I Almost Never Knew my Mom


This Mother’s Day I’ve been thinking about my mom. She passed away in December 1982, at the age of 70 after a long illness. She died earlier than many, but I’m grateful that Mom never had to live in a nursing home.

Today I listened to a message my pastor Colin Smith preached a couple weeks ago on Hagar, the maidservant of Sarah, Abraham’s wife. My mom’s life was nothing like Hagar’s, but the message caused me to think about my mother’s suffering as she went through my birth. She almost died. Even though I’ve known that for a long while, this morning the thought jarred me as I realized I could have been raised without her in my life at all.

My mom was in nursing school when she came down with Juvenile Arthritis. Almost out of her teens, it was very unusual for one so old to get the disease. After being told by doctors that she’d never walk again, she proved the them wrong and did walk again, but she also had a permanent curvature to her spine. The curve wasn’t overly pronounced, but it was there. Because of that, she was told that if she ever became pregnant she’d have to have her babies by C-section rather than natural birth. And back then C-sections were not often done.

After my parents married, it was six years before she became pregnant with me. I sat here this morning, wondering if like Hannah in the Old Testament, my mom prayed daily for a child and God delayed the answer. I’ve heard bits and pieces over the years but never about the years of barrenness. Maybe that part was too private.

How much Mom must have rejoiced when she found at long last she was pregnant. I wonder if that joy was tempered by the warning given to her over 12 years earlier that she should deliver her babies by C section.

The sad thing is that by the time she reached her ninth month of pregnancy none of the doctors who had advised her against natural birth were around, and the only doctor available to do the delivery waved off the warning. He told her she would be fine.

Of course, I remember none of it and that’s probably a blessing, because after about two or three days of labor, I entered the birth canal and it wasn’t long before the doctor realized those other doctors were right. To deliver me the natural way would be very dangerous for my mother.

The doctor found my dad in the waiting room (those were the days when husbands paced the floor and were not in the delivery room). He told my dad I was too far into the birth canal and he could save me, but he couldn’t promise that my mom would live through the birth.

Of course, as you have figured out, my mom again proved a doctor wrong and lived through the birth. It wasn’t until I was an adult that I heard the entire story, and when I did,  I immediately realized why I’m an only child.
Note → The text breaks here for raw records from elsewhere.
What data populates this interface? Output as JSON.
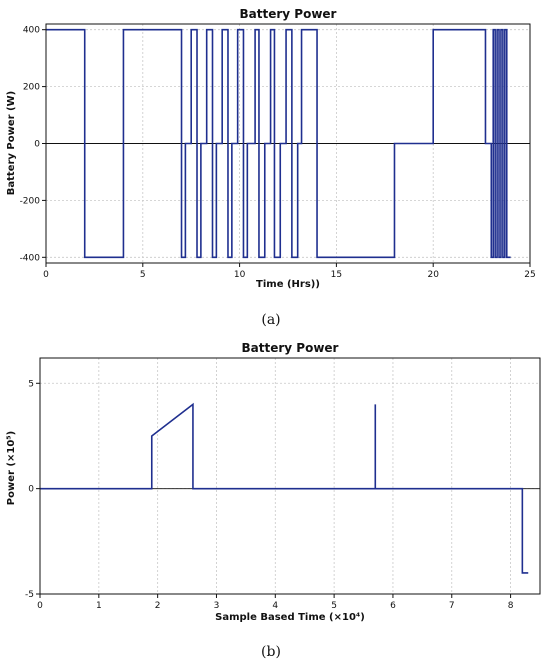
{
  "chart_data": [
    {
      "type": "line",
      "title": "Battery Power",
      "xlabel": "Time (Hrs))",
      "ylabel": "Battery Power (W)",
      "panel_label": "(a)",
      "xlim": [
        0,
        25
      ],
      "ylim": [
        -420,
        420
      ],
      "xticks": [
        0,
        5,
        10,
        15,
        20,
        25
      ],
      "yticks": [
        -400,
        -200,
        0,
        200,
        400
      ],
      "grid": true,
      "step_series": {
        "x": [
          0,
          2,
          2,
          4,
          4,
          7,
          7,
          7.2,
          7.2,
          7.5,
          7.5,
          7.8,
          7.8,
          8.0,
          8.0,
          8.3,
          8.3,
          8.6,
          8.6,
          8.8,
          8.8,
          9.1,
          9.1,
          9.4,
          9.4,
          9.6,
          9.6,
          9.9,
          9.9,
          10.2,
          10.2,
          10.4,
          10.4,
          10.8,
          10.8,
          11.0,
          11.0,
          11.3,
          11.3,
          11.6,
          11.6,
          11.8,
          11.8,
          12.1,
          12.1,
          12.4,
          12.4,
          12.7,
          12.7,
          13.0,
          13.0,
          13.2,
          13.2,
          14.0,
          14.0,
          18.0,
          18.0,
          20.0,
          20.0,
          22.7,
          22.7,
          23.0,
          23.0,
          23.1,
          23.1,
          23.2,
          23.2,
          23.3,
          23.3,
          23.4,
          23.4,
          23.5,
          23.5,
          23.6,
          23.6,
          23.7,
          23.7,
          23.8,
          23.8,
          24.0
        ],
        "y": [
          400,
          400,
          -400,
          -400,
          400,
          400,
          -400,
          -400,
          0,
          0,
          400,
          400,
          -400,
          -400,
          0,
          0,
          400,
          400,
          -400,
          -400,
          0,
          0,
          400,
          400,
          -400,
          -400,
          0,
          0,
          400,
          400,
          -400,
          -400,
          0,
          0,
          400,
          400,
          -400,
          -400,
          0,
          0,
          400,
          400,
          -400,
          -400,
          0,
          0,
          400,
          400,
          -400,
          -400,
          0,
          0,
          400,
          400,
          -400,
          -400,
          0,
          0,
          400,
          400,
          0,
          0,
          -400,
          -400,
          400,
          400,
          -400,
          -400,
          400,
          400,
          -400,
          -400,
          400,
          400,
          -400,
          -400,
          400,
          400,
          -400,
          -400
        ]
      }
    },
    {
      "type": "line",
      "title": "Battery Power",
      "xlabel": "Sample Based Time (×10⁴)",
      "ylabel": "Power (×10⁵)",
      "panel_label": "(b)",
      "xlim": [
        0,
        8.5
      ],
      "ylim": [
        -5,
        6.2
      ],
      "xticks": [
        0,
        1,
        2,
        3,
        4,
        5,
        6,
        7,
        8
      ],
      "yticks": [
        -5,
        0,
        5
      ],
      "grid": true,
      "series": {
        "x": [
          0,
          1.9,
          1.9,
          2.6,
          2.6,
          5.7,
          5.7,
          5.7,
          8.2,
          8.2,
          8.3
        ],
        "y": [
          0,
          0,
          2.5,
          4.0,
          0,
          0,
          4.0,
          0,
          0,
          -4.0,
          -4.0
        ]
      }
    }
  ]
}
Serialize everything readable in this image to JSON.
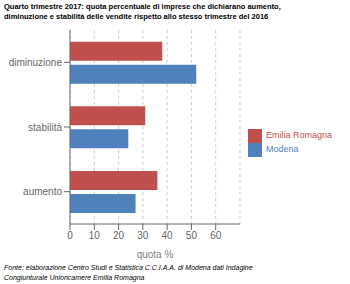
{
  "chart_data": {
    "type": "bar",
    "orientation": "horizontal",
    "title": [
      "Quarto trimestre 2017: quota percentuale di imprese che dichiarano aumento,",
      "diminuzione e stabilità delle vendite rispetto allo stesso trimestre del 2016"
    ],
    "categories": [
      "aumento",
      "stabilità",
      "diminuzione"
    ],
    "series": [
      {
        "name": "Emilia Romagna",
        "color": "#C0504D",
        "values": [
          36,
          31,
          38
        ]
      },
      {
        "name": "Modena",
        "color": "#4F81BD",
        "values": [
          27,
          24,
          52
        ]
      }
    ],
    "xlabel": "quota %",
    "xlim": [
      0,
      70
    ],
    "xticks": [
      0,
      10,
      20,
      30,
      40,
      50,
      60
    ],
    "grid": true,
    "legend": "right",
    "annotations": [
      "Fonte: elaborazione Centro Studi e Statistica C.C.I.A.A. di Modena dati Indagine",
      "Congiunturale Unioncamere Emilia Romagna"
    ]
  }
}
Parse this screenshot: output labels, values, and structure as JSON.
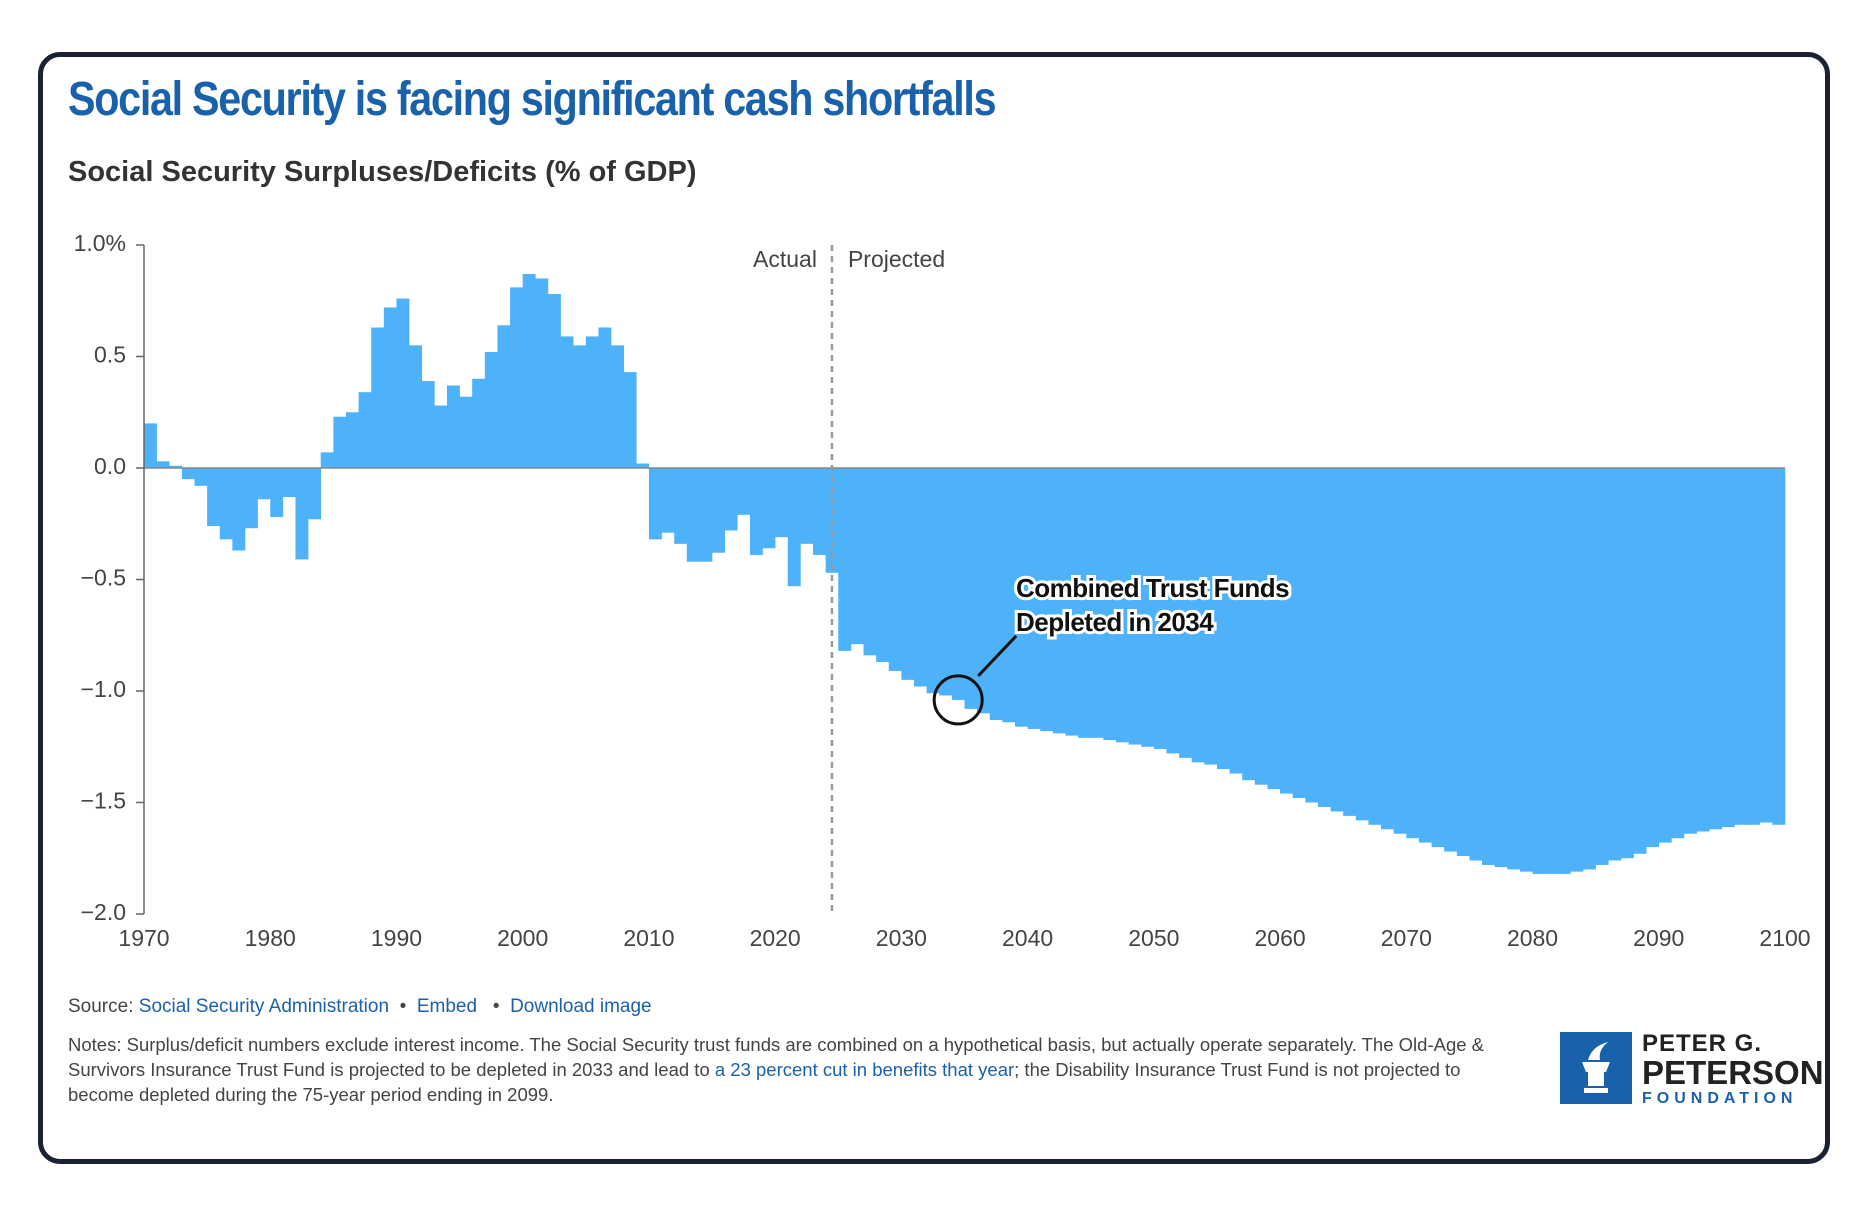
{
  "header": {
    "title": "Social Security is facing significant cash shortfalls"
  },
  "chart_data": {
    "type": "bar",
    "title": "Social Security Surpluses/Deficits (% of GDP)",
    "x": [
      1970,
      1971,
      1972,
      1973,
      1974,
      1975,
      1976,
      1977,
      1978,
      1979,
      1980,
      1981,
      1982,
      1983,
      1984,
      1985,
      1986,
      1987,
      1988,
      1989,
      1990,
      1991,
      1992,
      1993,
      1994,
      1995,
      1996,
      1997,
      1998,
      1999,
      2000,
      2001,
      2002,
      2003,
      2004,
      2005,
      2006,
      2007,
      2008,
      2009,
      2010,
      2011,
      2012,
      2013,
      2014,
      2015,
      2016,
      2017,
      2018,
      2019,
      2020,
      2021,
      2022,
      2023,
      2024,
      2025,
      2026,
      2027,
      2028,
      2029,
      2030,
      2031,
      2032,
      2033,
      2034,
      2035,
      2036,
      2037,
      2038,
      2039,
      2040,
      2041,
      2042,
      2043,
      2044,
      2045,
      2046,
      2047,
      2048,
      2049,
      2050,
      2051,
      2052,
      2053,
      2054,
      2055,
      2056,
      2057,
      2058,
      2059,
      2060,
      2061,
      2062,
      2063,
      2064,
      2065,
      2066,
      2067,
      2068,
      2069,
      2070,
      2071,
      2072,
      2073,
      2074,
      2075,
      2076,
      2077,
      2078,
      2079,
      2080,
      2081,
      2082,
      2083,
      2084,
      2085,
      2086,
      2087,
      2088,
      2089,
      2090,
      2091,
      2092,
      2093,
      2094,
      2095,
      2096,
      2097,
      2098,
      2099
    ],
    "values": [
      0.2,
      0.03,
      0.01,
      -0.05,
      -0.08,
      -0.26,
      -0.32,
      -0.37,
      -0.27,
      -0.14,
      -0.22,
      -0.13,
      -0.41,
      -0.23,
      0.07,
      0.23,
      0.25,
      0.34,
      0.63,
      0.72,
      0.76,
      0.55,
      0.39,
      0.28,
      0.37,
      0.32,
      0.4,
      0.52,
      0.64,
      0.81,
      0.87,
      0.85,
      0.78,
      0.59,
      0.55,
      0.59,
      0.63,
      0.55,
      0.43,
      0.02,
      -0.32,
      -0.29,
      -0.34,
      -0.42,
      -0.42,
      -0.38,
      -0.28,
      -0.21,
      -0.39,
      -0.36,
      -0.31,
      -0.53,
      -0.34,
      -0.39,
      -0.47,
      -0.82,
      -0.79,
      -0.84,
      -0.87,
      -0.91,
      -0.95,
      -0.98,
      -1.01,
      -1.02,
      -1.04,
      -1.08,
      -1.1,
      -1.13,
      -1.14,
      -1.16,
      -1.17,
      -1.18,
      -1.19,
      -1.2,
      -1.21,
      -1.21,
      -1.22,
      -1.23,
      -1.24,
      -1.25,
      -1.26,
      -1.28,
      -1.3,
      -1.32,
      -1.33,
      -1.35,
      -1.37,
      -1.4,
      -1.42,
      -1.44,
      -1.46,
      -1.48,
      -1.5,
      -1.52,
      -1.54,
      -1.56,
      -1.58,
      -1.6,
      -1.62,
      -1.64,
      -1.66,
      -1.68,
      -1.7,
      -1.72,
      -1.74,
      -1.76,
      -1.78,
      -1.79,
      -1.8,
      -1.81,
      -1.82,
      -1.82,
      -1.82,
      -1.81,
      -1.8,
      -1.78,
      -1.76,
      -1.75,
      -1.73,
      -1.7,
      -1.68,
      -1.66,
      -1.64,
      -1.63,
      -1.62,
      -1.61,
      -1.6,
      -1.6,
      -1.59,
      -1.6
    ],
    "color": "#4db2f9",
    "xlim": [
      1970,
      2100
    ],
    "xticks": [
      1970,
      1980,
      1990,
      2000,
      2010,
      2020,
      2030,
      2040,
      2050,
      2060,
      2070,
      2080,
      2090,
      2100
    ],
    "ylim": [
      -2,
      1
    ],
    "yticks": [
      {
        "value": 1,
        "label": "1.0%"
      },
      0.5,
      {
        "value": 0,
        "label": "0.0"
      },
      {
        "value": -0.5,
        "label": "−0.5"
      },
      {
        "value": -1,
        "label": "−1.0"
      },
      {
        "value": -1.5,
        "label": "−1.5"
      },
      {
        "value": -2,
        "label": "−2.0"
      }
    ],
    "divider": {
      "x": 2024.5,
      "left_label": "Actual",
      "right_label": "Projected"
    },
    "annotation": {
      "lines": [
        "Combined Trust Funds",
        "Depleted in 2034"
      ],
      "x": 2034
    }
  },
  "source": {
    "label": "Source:",
    "link": "Social Security Administration",
    "embed": "Embed",
    "download": "Download image"
  },
  "notes": {
    "before": "Notes: Surplus/deficit numbers exclude interest income. The Social Security trust funds are combined on a hypothetical basis, but actually operate separately. The Old-Age & Survivors Insurance Trust Fund is projected to be depleted in 2033 and lead to ",
    "link": "a 23 percent cut in benefits that year",
    "after": "; the Disability Insurance Trust Fund is not projected to become depleted during the 75-year period ending in 2099."
  },
  "logo": {
    "line1": "PETER G.",
    "line2": "PETERSON",
    "line3": "FOUNDATION"
  }
}
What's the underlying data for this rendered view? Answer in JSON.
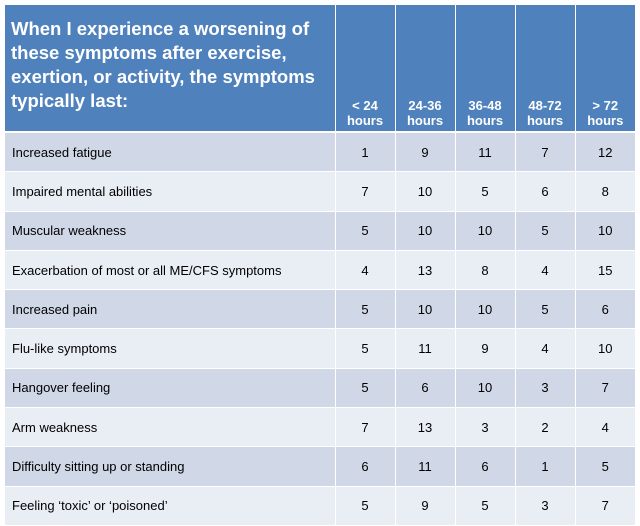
{
  "header": {
    "title": "When I experience a worsening of these symptoms after exercise, exertion, or activity, the symptoms typically last:",
    "buckets": [
      {
        "top": "< 24",
        "bottom": "hours"
      },
      {
        "top": "24-36",
        "bottom": "hours"
      },
      {
        "top": "36-48",
        "bottom": "hours"
      },
      {
        "top": "48-72",
        "bottom": "hours"
      },
      {
        "top": "> 72",
        "bottom": "hours"
      }
    ]
  },
  "rows": [
    {
      "symptom": "Increased fatigue",
      "values": [
        "1",
        "9",
        "11",
        "7",
        "12"
      ]
    },
    {
      "symptom": "Impaired mental abilities",
      "values": [
        "7",
        "10",
        "5",
        "6",
        "8"
      ]
    },
    {
      "symptom": "Muscular weakness",
      "values": [
        "5",
        "10",
        "10",
        "5",
        "10"
      ]
    },
    {
      "symptom": "Exacerbation of most or all ME/CFS symptoms",
      "values": [
        "4",
        "13",
        "8",
        "4",
        "15"
      ]
    },
    {
      "symptom": "Increased pain",
      "values": [
        "5",
        "10",
        "10",
        "5",
        "6"
      ]
    },
    {
      "symptom": "Flu-like symptoms",
      "values": [
        "5",
        "11",
        "9",
        "4",
        "10"
      ]
    },
    {
      "symptom": "Hangover feeling",
      "values": [
        "5",
        "6",
        "10",
        "3",
        "7"
      ]
    },
    {
      "symptom": "Arm weakness",
      "values": [
        "7",
        "13",
        "3",
        "2",
        "4"
      ]
    },
    {
      "symptom": "Difficulty sitting up or standing",
      "values": [
        "6",
        "11",
        "6",
        "1",
        "5"
      ]
    },
    {
      "symptom": "Feeling ‘toxic’ or ‘poisoned’",
      "values": [
        "5",
        "9",
        "5",
        "3",
        "7"
      ]
    }
  ],
  "colors": {
    "header_bg": "#4f81bd",
    "row_dark": "#d0d8e8",
    "row_light": "#e9edf4"
  }
}
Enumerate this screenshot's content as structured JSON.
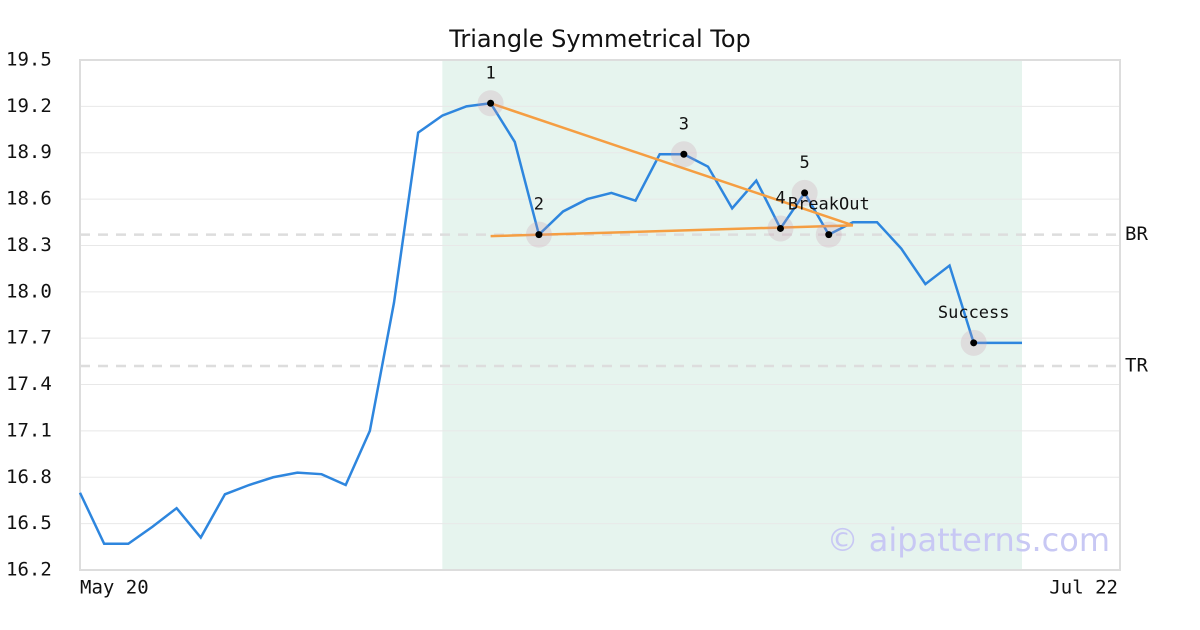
{
  "chart_data": {
    "type": "line",
    "title": "Triangle Symmetrical Top",
    "x": [
      0,
      1,
      2,
      3,
      4,
      5,
      6,
      7,
      8,
      9,
      10,
      11,
      12,
      13,
      14,
      15,
      16,
      17,
      18,
      19,
      20,
      21,
      22,
      23,
      24,
      25,
      26,
      27,
      28,
      29,
      30,
      31,
      32,
      33,
      34,
      35,
      36,
      37,
      38,
      39
    ],
    "series": [
      {
        "color": "#2e86de",
        "values": [
          16.7,
          16.37,
          16.37,
          16.48,
          16.6,
          16.41,
          16.69,
          16.75,
          16.8,
          16.83,
          16.82,
          16.75,
          17.1,
          17.93,
          19.03,
          19.14,
          19.2,
          19.22,
          18.97,
          18.37,
          18.52,
          18.6,
          18.64,
          18.59,
          18.89,
          18.89,
          18.81,
          18.54,
          18.72,
          18.41,
          18.64,
          18.37,
          18.45,
          18.45,
          18.28,
          18.05,
          18.17,
          17.67,
          17.67,
          17.67
        ]
      }
    ],
    "xlim": [
      0,
      39
    ],
    "xticks": [
      {
        "value": 0,
        "label": "May 20"
      },
      {
        "value": 39,
        "label": "Jul 22"
      }
    ],
    "ylim": [
      16.2,
      19.5
    ],
    "yticks": [
      16.2,
      16.5,
      16.8,
      17.1,
      17.4,
      17.7,
      {
        "value": 18,
        "label": "18.0"
      },
      18.3,
      18.6,
      18.9,
      19.2,
      19.5
    ],
    "grid": true,
    "shade": {
      "color": "#e6f4ee",
      "x": [
        15,
        39
      ]
    },
    "levels": [
      {
        "name": "BR",
        "value": 18.37
      },
      {
        "name": "TR",
        "value": 17.52
      }
    ],
    "trendlines": [
      {
        "color": "#f59e42",
        "x": [
          17,
          32
        ],
        "y": [
          19.22,
          18.43
        ]
      },
      {
        "color": "#f59e42",
        "x": [
          17,
          32
        ],
        "y": [
          18.36,
          18.43
        ]
      }
    ],
    "points": [
      {
        "label": "1",
        "x": 17,
        "y": 19.22
      },
      {
        "label": "2",
        "x": 19,
        "y": 18.37
      },
      {
        "label": "3",
        "x": 25,
        "y": 18.89
      },
      {
        "label": "4",
        "x": 29,
        "y": 18.41
      },
      {
        "label": "5",
        "x": 30,
        "y": 18.64
      },
      {
        "label": "BreakOut",
        "x": 31,
        "y": 18.37
      },
      {
        "label": "Success",
        "x": 37,
        "y": 17.67
      }
    ],
    "watermark": "© aipatterns.com"
  }
}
And also why my mom loved me so fiercely.

Another profound thought popped into my mind today—if it weren’t for the grace of God I wouldn’t have known my mom at all.

The picture is one that is printed at the back my book, Love Finds You in Lake Geneva, Wisconsin. I was about two years old at the time—not that long after the ordeal Mom went through having me. How deep must have been the joy she felt being alive and able to hold me and enjoy a beautiful summer day at the beach.

I’m very grateful that God chose this Mother’s Day to bring these thoughts to mind.

Happy Mother’s Day to all the moms who read this!